On February 20, 2026, the U.S. Supreme Court ruled 6-3 that President Donald Trump’s broad tariffs—imposed under the International Emergency Economic Powers Act (IEEPA)—were unlawful. Authored by Chief Justice John Roberts, the majority opinion (joined by three Republican-appointed justices) invoked the major questions doctrine, holding that the 1977 emergency statute could not delegate vast taxing authority to the executive without explicit congressional direction. The Constitution reserves the power to lay and collect duties exclusively for Congress, rendering the tariffs—covering virtually all imports from every trading partner—invalid.
The tariffs had generated approximately $166 billion in revenue, collected from U.S. importers (not foreign governments), with costs largely passed to American consumers and businesses through higher prices on goods like car parts, aluminum cans, Canadian lumber, and fentanyl-related imports. Over 2,000 companies filed refund claims in the U.S. Court of International Trade, with Penn Wharton estimates projecting total liability (including interest) at around $175 billion. On March 5, 2026, the court issued its first refund order, directing payments plus interest; the administration has stipulated compliance only after a “final and unappealable” ruling but is actively litigating the definition of finality to delay disbursement.

Canada’s Three-Pronged Counter-Offensive In response, Prime Minister Mark Carney’s government announced a comprehensive legal and economic strategy to recover Canadian-linked duties and constrain future unilateral U.S. tariff actions.

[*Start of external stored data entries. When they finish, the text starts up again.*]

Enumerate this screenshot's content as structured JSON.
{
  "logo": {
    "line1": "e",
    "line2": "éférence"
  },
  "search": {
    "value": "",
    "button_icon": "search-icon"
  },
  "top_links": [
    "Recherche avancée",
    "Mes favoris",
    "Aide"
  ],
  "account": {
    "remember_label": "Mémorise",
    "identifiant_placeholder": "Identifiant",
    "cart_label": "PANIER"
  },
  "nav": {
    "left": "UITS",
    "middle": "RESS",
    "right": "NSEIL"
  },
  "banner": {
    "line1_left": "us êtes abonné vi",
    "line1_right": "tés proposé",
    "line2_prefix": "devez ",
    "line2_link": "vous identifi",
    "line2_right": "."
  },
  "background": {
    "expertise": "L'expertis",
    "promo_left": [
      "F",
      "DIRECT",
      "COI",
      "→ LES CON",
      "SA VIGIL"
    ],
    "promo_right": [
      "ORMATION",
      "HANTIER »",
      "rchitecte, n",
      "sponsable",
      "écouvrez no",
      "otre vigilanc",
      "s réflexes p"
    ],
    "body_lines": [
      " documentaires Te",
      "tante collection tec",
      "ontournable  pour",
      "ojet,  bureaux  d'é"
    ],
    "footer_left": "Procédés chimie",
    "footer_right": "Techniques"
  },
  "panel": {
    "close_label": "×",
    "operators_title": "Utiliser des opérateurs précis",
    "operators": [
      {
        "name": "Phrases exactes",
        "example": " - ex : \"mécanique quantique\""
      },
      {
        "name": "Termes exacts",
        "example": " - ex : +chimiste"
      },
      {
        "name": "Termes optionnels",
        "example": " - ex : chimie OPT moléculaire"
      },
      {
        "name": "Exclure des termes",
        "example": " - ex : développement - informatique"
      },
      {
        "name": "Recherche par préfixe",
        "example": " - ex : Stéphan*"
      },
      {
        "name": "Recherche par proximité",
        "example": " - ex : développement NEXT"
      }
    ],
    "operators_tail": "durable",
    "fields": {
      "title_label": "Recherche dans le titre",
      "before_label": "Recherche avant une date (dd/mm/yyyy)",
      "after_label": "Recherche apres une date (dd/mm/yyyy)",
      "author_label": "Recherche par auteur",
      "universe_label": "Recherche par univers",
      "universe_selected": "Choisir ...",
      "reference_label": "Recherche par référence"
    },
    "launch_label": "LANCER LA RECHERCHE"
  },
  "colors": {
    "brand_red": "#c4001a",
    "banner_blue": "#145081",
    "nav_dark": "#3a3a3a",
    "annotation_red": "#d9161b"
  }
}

- Refund Offensive Canada is advising businesses to review U.S. entry data, file protests under U.S. trade law, and coordinate through American trade councils. The government is building a systematic claims apparatus to pursue refunds, potentially totaling $8–15 billion based on trade volumes and applicable rates. Refunds would flow back through supply chains to Canadian exporters, while creating U.S. constituencies (importers, manufacturers) opposed to similar policies and generating evidentiary records for future disputes.
- WTO and CUSMA Challenge Matrix Building on prior filings—WTO cases on steel/aluminum (March 2025) and auto tariffs (April 2025)—Canada is strengthening arguments that unauthorized domestic tariffs violate international commitments. The Supreme Court ruling bolsters these claims by confirming lack of legal authority. A major CUSMA (USMCA) showdown is anticipated during the July 2026 review, where Canada plans to demand binding commitments against unilateral tariffs and seek compensation.

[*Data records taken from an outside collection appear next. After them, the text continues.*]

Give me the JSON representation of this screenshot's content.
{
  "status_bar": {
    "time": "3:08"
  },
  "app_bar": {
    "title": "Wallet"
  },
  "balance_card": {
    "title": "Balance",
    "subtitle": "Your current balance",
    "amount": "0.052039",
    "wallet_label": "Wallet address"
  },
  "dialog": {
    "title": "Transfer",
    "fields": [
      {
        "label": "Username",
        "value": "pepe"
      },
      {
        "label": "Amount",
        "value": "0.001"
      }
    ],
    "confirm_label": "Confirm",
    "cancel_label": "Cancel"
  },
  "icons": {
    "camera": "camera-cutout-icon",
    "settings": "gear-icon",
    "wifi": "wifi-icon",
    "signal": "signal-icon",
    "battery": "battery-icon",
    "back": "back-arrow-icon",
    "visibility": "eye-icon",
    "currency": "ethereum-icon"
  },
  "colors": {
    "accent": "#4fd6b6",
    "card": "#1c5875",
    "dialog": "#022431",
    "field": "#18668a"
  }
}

- Reverse Section 301 Case at WTO and CUSMA Canada is constructing an evidentiary case documenting alleged U.S. unfair trade practices, including:
- Imposition of $166 billion in duties without legal basis (Exhibit A).
- 100% tariff threats against Canada over a China-related deal shortly after public praise (Exhibit B, violating most-favored-nation treatment).

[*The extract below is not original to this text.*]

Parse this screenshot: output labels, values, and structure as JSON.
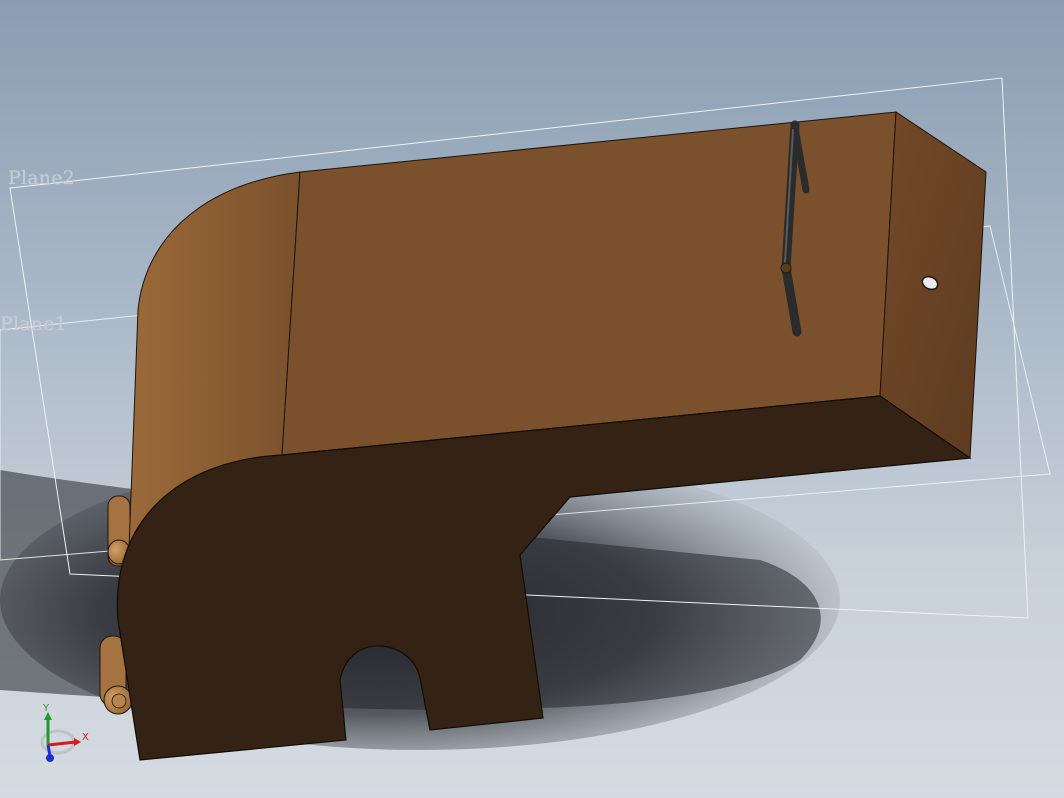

- Section 232 national-security tariffs on Canadian steel, aluminum, and autos, deemed incoherent given shared NATO/NORAD ties and military history (Exhibit C, with prior WTO rulings against the U.S.).
- Cancellation of trade talks after Ontario used Ronald Reagan quotes criticizing tariffs in an ad, interpreted as retaliation for protected speech (Exhibit D).
- Broader economic coercion via threats, asset freezes, and “51st-state” rhetoric, undermining the post-1945 rules-based order (Exhibit E).
Shifting U.S. Tariff Tactics and Ongoing Challenges After the ruling, the administration pivoted from IEEPA to Section 122 of the 1974 Trade Act (allowing temporary 15% tariffs for 150 days on balance-of-payments issues, set to expire July 2026) and initiated Section 301 investigations against 15 economies for structural overcapacity. These require evidence, public hearings, and months of process. Separate Section 232 tariffs on Canadian goods remain in litigation. A House vote to repeal Canada-specific tariffs and lawsuits from 24 state attorneys general add pressure.

Economic and Strategic Fallout The tariffs created widespread uncertainty, disrupting supply chains and inflating prices. General Motors disclosed $3–4 billion in expected 2026 costs, while broader estimates suggest an additional $700 annual burden per U.S. household amid concurrent oil-price spikes from the Iran conflict. Canada aims for full restitution through legal attrition (2–3 years via courts, WTO, CUSMA), the July 2026 CUSMA review, or long-term trade reorientation toward Europe, Asia, and the Pacific if unilateral threats persist.
The Supreme Court decision marks a major check on executive trade authority, while Canada’s multifaceted response seeks both financial recovery and systemic constraints on future tariff weaponization under the rule of law.